I drove west on the state route, setting my cruise control at the speed limit and enjoying a Bach harpsichord concerto, followed by a Michael Gungor Band album. I took pleasure in juxtaposing their very different musical styles – would they be able to enjoy each other?
It wasn’t long before I had a car following hard on my back bumper – someone, I suppose, hurrying to work in the next town. Then it was two cars, then three. Soon I was leading a parade. It wasn’t long before a pickup from somewhere in the back of the line came flying around us. Almost immediately another car followed his example.
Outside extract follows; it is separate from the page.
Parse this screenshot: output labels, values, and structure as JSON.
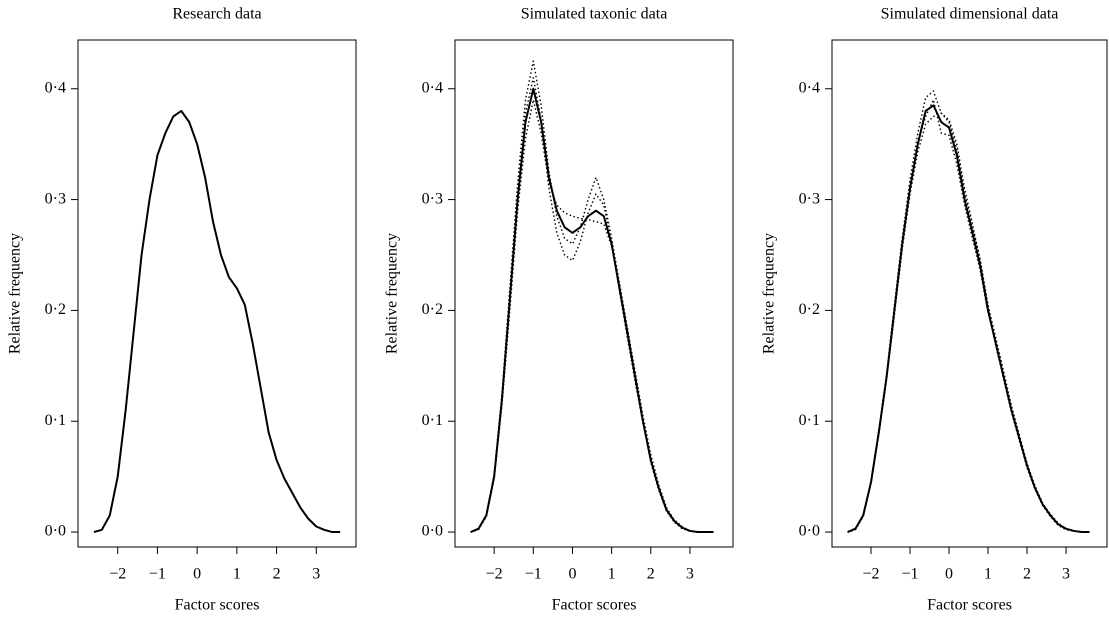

It’s not like I wasn’t driving the speed limit. Even so, some cars passed through the fog while others formed an impatient procession behind me, probably cursing the dotard at the front of the line, who was going to make them all late for work.
I thought about the people following me and wondered why they were in such a rush. Some probably left too late to get to a job they despise but can’t afford to lose. After staying up the night before to watch a show they didn’t care about, they set their alarms for the last possible moment, and woke to the hurry and dash. And tomorrow they’ll do it all over again.
In reading through the Gospels I’ve noticed something worth contemplating: though Jesus was on a mission to save the world, he never seemed to be in a hurry. There was a rhythm to his life, and he lived within it, and even the emergencies of life could not force him out of it.
Various religious traditions, as well as contemporary non-religious self-help programs, speak of the possibility of living in the moment in ways that free a person from anxiety and enable him to enjoy and appreciate life. But to live in the moment one must be anchored to the eternal, just as, for the musician, to improvise well one must be grounded in the score.
Again, Jesus provides an excellent example of this. He handled both emergencies and opportunities – not to mention the daily grind – from a position of stability, firmly balanced between eternity and the present moment. He could fully experience the joys and sorrows of the present without anxiety because he was firmly connected to the eternal. He was rooted.
This is precisely what most of us in contemporary society lack. We are not rooted in eternity or even in the past; we are instead carried along by the social fads of the day or the urgent demands of personal desire. Our modern economy is, in fact, conditioned on this sad reality.
In such a state we are easily manipulated by the demands of other people’s desires as well as our own. We are vulnerable to deception and easily swallow the false advertising of the day. St. Paul described people in this condition as spiritual “infants, tossed back and forth by the waves, and blown here and there by every wind of teaching and by the cunning and craftiness of men in their deceitful scheming.”
Paradoxically, we can only live fully in the moment when we are connected to something outside the moment. Until we know we are being held, we will never really be able to let go and experience life in its abundance. Not knowing that, we rush through life, grasping at anything that promises – even falsely – to meet our needs.
Carl Jung said, “Hurry is not of the devil; it is the devil.” I’m not sure I understand what he meant by that, but I suppose Jung saw hurry as injurious to the spirit. Yet perhaps it is not just that hurry injures the spirit, but that an injured spirit cannot help but hurry. If that is so, help will not come merely from slowing down, but from reaching up and connecting to the eternal.